Besonders die Grünen sorgen sich offenbar um die Umsetzung der Koalitions-Ziele im FDP-geführten BMDV. Wie das „Handelsblatt“ inzwischen unter Berufung auf Regierungskreise berichtet, landet der Fall vor einem Koalitionsausschuss. Dieser tagt einmal im Monat – wann genau, ist offen.
Vor der nächsten Verhandlungsrunde der Umweltgruppe des Europäischen Rats im März soll Deutschland zu einer einheitlichen Position kommen – im Koalitionsausschuss. Bei der ersten Verhandlungsrunde im Februar konnte sich Deutschland aufgrund der Meinungsverschiedenheiten der Ministerien noch nicht positionieren.
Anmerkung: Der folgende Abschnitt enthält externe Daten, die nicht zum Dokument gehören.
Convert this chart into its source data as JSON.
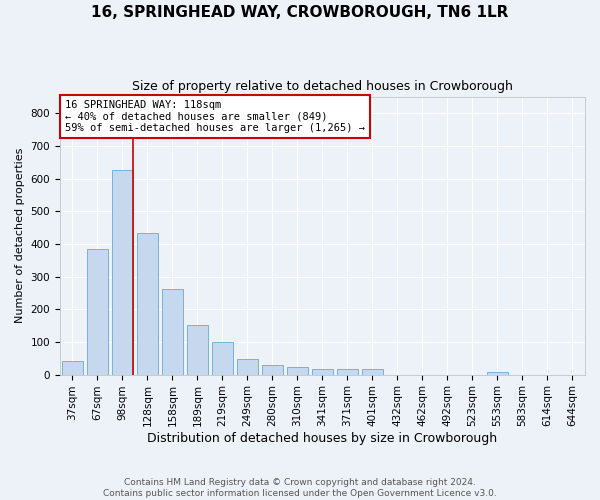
{
  "title": "16, SPRINGHEAD WAY, CROWBOROUGH, TN6 1LR",
  "subtitle": "Size of property relative to detached houses in Crowborough",
  "xlabel": "Distribution of detached houses by size in Crowborough",
  "ylabel": "Number of detached properties",
  "categories": [
    "37sqm",
    "67sqm",
    "98sqm",
    "128sqm",
    "158sqm",
    "189sqm",
    "219sqm",
    "249sqm",
    "280sqm",
    "310sqm",
    "341sqm",
    "371sqm",
    "401sqm",
    "432sqm",
    "462sqm",
    "492sqm",
    "523sqm",
    "553sqm",
    "583sqm",
    "614sqm",
    "644sqm"
  ],
  "values": [
    42,
    383,
    625,
    435,
    262,
    153,
    99,
    48,
    30,
    22,
    18,
    18,
    18,
    0,
    0,
    0,
    0,
    8,
    0,
    0,
    0
  ],
  "bar_color": "#c5d8ed",
  "bar_edge_color": "#6aaad4",
  "highlight_line_color": "#cc0000",
  "highlight_bar_index": 2,
  "annotation_line1": "16 SPRINGHEAD WAY: 118sqm",
  "annotation_line2": "← 40% of detached houses are smaller (849)",
  "annotation_line3": "59% of semi-detached houses are larger (1,265) →",
  "annotation_box_facecolor": "#ffffff",
  "annotation_box_edgecolor": "#cc0000",
  "ylim": [
    0,
    850
  ],
  "yticks": [
    0,
    100,
    200,
    300,
    400,
    500,
    600,
    700,
    800
  ],
  "footer_line1": "Contains HM Land Registry data © Crown copyright and database right 2024.",
  "footer_line2": "Contains public sector information licensed under the Open Government Licence v3.0.",
  "background_color": "#edf2f9",
  "grid_color": "#ffffff",
  "title_fontsize": 11,
  "subtitle_fontsize": 9,
  "xlabel_fontsize": 9,
  "ylabel_fontsize": 8,
  "tick_fontsize": 7.5,
  "annotation_fontsize": 7.5,
  "footer_fontsize": 6.5
}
Update 16.02.2022: Laut einem weiteren „Spiegel“-Artikel deutet sich in dem Streit zwischen den Ministerien eine Lösung an. Kanzler Olaf Scholz (SPD) soll sich laut Regierungskreisen auf die Seite von FDP-Verkehrsminister Volker Wissing geschlagen haben und lehnt somit strengere CO2-Vorgaben in Deutschland ab. Mit der Entscheidung von Scholz soll das Thema nicht mehr im Koalitionsauschuss gelöst werden, so der Bericht.
In dem „Fit for 55“-Programm der EU ist das Ziel formuliert, bis 2030 den CO2-Ausstoß von neuen Pkw und Lieferwagen gegenüber 2021 um 55 Prozent zu senken. Das von den Grünen geleitete Umweltministerium hatte für Deutschland eine Reduktion um 75 Prozent angepeilt.
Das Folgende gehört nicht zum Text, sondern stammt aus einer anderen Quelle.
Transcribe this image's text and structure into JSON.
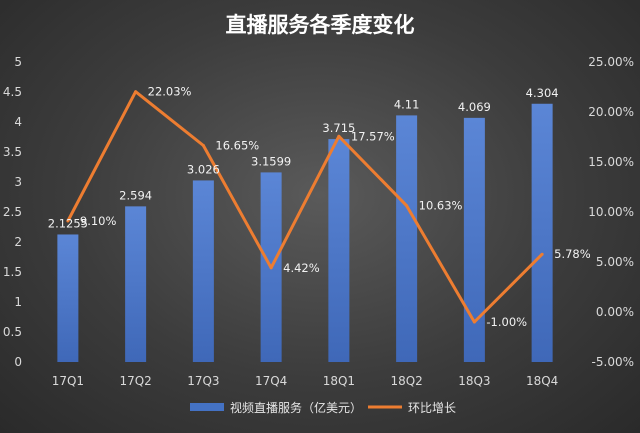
{
  "chart_data": {
    "type": "bar",
    "title": "直播服务各季度变化",
    "categories": [
      "17Q1",
      "17Q2",
      "17Q3",
      "17Q4",
      "18Q1",
      "18Q2",
      "18Q3",
      "18Q4"
    ],
    "series": [
      {
        "name": "视频直播服务（亿美元）",
        "type": "bar",
        "axis": "left",
        "values": [
          2.1255,
          2.594,
          3.026,
          3.1599,
          3.715,
          4.11,
          4.069,
          4.304
        ],
        "labels": [
          "2.1255",
          "2.594",
          "3.026",
          "3.1599",
          "3.715",
          "4.11",
          "4.069",
          "4.304"
        ],
        "color": "#4472C4"
      },
      {
        "name": "环比增长",
        "type": "line",
        "axis": "right",
        "values": [
          9.1,
          22.03,
          16.65,
          4.42,
          17.57,
          10.63,
          -1.0,
          5.78
        ],
        "labels": [
          "9.10%",
          "22.03%",
          "16.65%",
          "4.42%",
          "17.57%",
          "10.63%",
          "-1.00%",
          "5.78%"
        ],
        "color": "#ED7D31"
      }
    ],
    "y_left": {
      "min": 0,
      "max": 5,
      "step": 0.5,
      "ticks": [
        "0",
        "0.5",
        "1",
        "1.5",
        "2",
        "2.5",
        "3",
        "3.5",
        "4",
        "4.5",
        "5"
      ]
    },
    "y_right": {
      "min": -5,
      "max": 25,
      "step": 5,
      "ticks": [
        "-5.00%",
        "0.00%",
        "5.00%",
        "10.00%",
        "15.00%",
        "20.00%",
        "25.00%"
      ]
    },
    "grid": false,
    "legend_position": "bottom"
  }
}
Dass Scholz nun nur die EU-Vorgabe von 55 Prozent umsetzen will, sorgt bei den Grünen und Umweltgruppen für Kritik. „Die bisherigen EU-Ziele reichen nicht, um die hohen CO₂-Emissionen im Verkehr schnell genug zu senken“, sagte Greenpeace-Experte Tobias Austrup dem „Spiegel“. „Für einen selbst ernannten Klimakanzler ist die Entscheidung von Olaf Scholz gegen ambitionierte Flottengrenzwerte in der EU ein Armutszeugnis.“
Update 17.02.2022: Inzwischen hat sich auch Bundesumweltministerin Steffi Lemke in der Sache zu Wort gemeldet. Sie verweist darauf, dass sich die CO2-Flottengrenzwerte als „wirksames Mittel für mehr Klimaschutz im Verkehr bewährt“ hätten. „Tatsächlich hätte ich mir noch höhere CO2-Grenzwerte vor und für 2030 gewünscht“, so Lemke. „Die Autohersteller senden uns ja seit Monaten entsprechende Signale, wenn sie ankündigen, schon in wenigen Jahren nur noch vollelektrische Fahrzeuge in Verkehr zu bringen, während die Grenzwerte über die nächsten acht Jahre weitgehend unverändert bleiben sollen.“
Zudem vermeldet die Umweltministerin, dass der Einsatz von E-Fuels auch künftig nicht auf die CO2-Flottengrenzwerte angerechnet werden soll. „Das bedeutet insgesamt: Die allermeisten Fahrzeuge im Straßenverkehr werden auf wirklich emissionsfreie Antriebe umsteigen. Damit findet eine langwierige Debatte in der Bundesregierung ein Ende“, sagt die Grünen-Politikerin. „Denn schon lange ist klar: Im Straßenverkehr ist die Elektromobilität die effizienteste, kostengünstigste Alternative für mehr Klimaschutz.“ Strombasierte Kraftstoffe sollen dort eingesetzt werden, wo es keine klimafreundliche Alternative gibt, „vor allem im Luft- und Seeverkehr“.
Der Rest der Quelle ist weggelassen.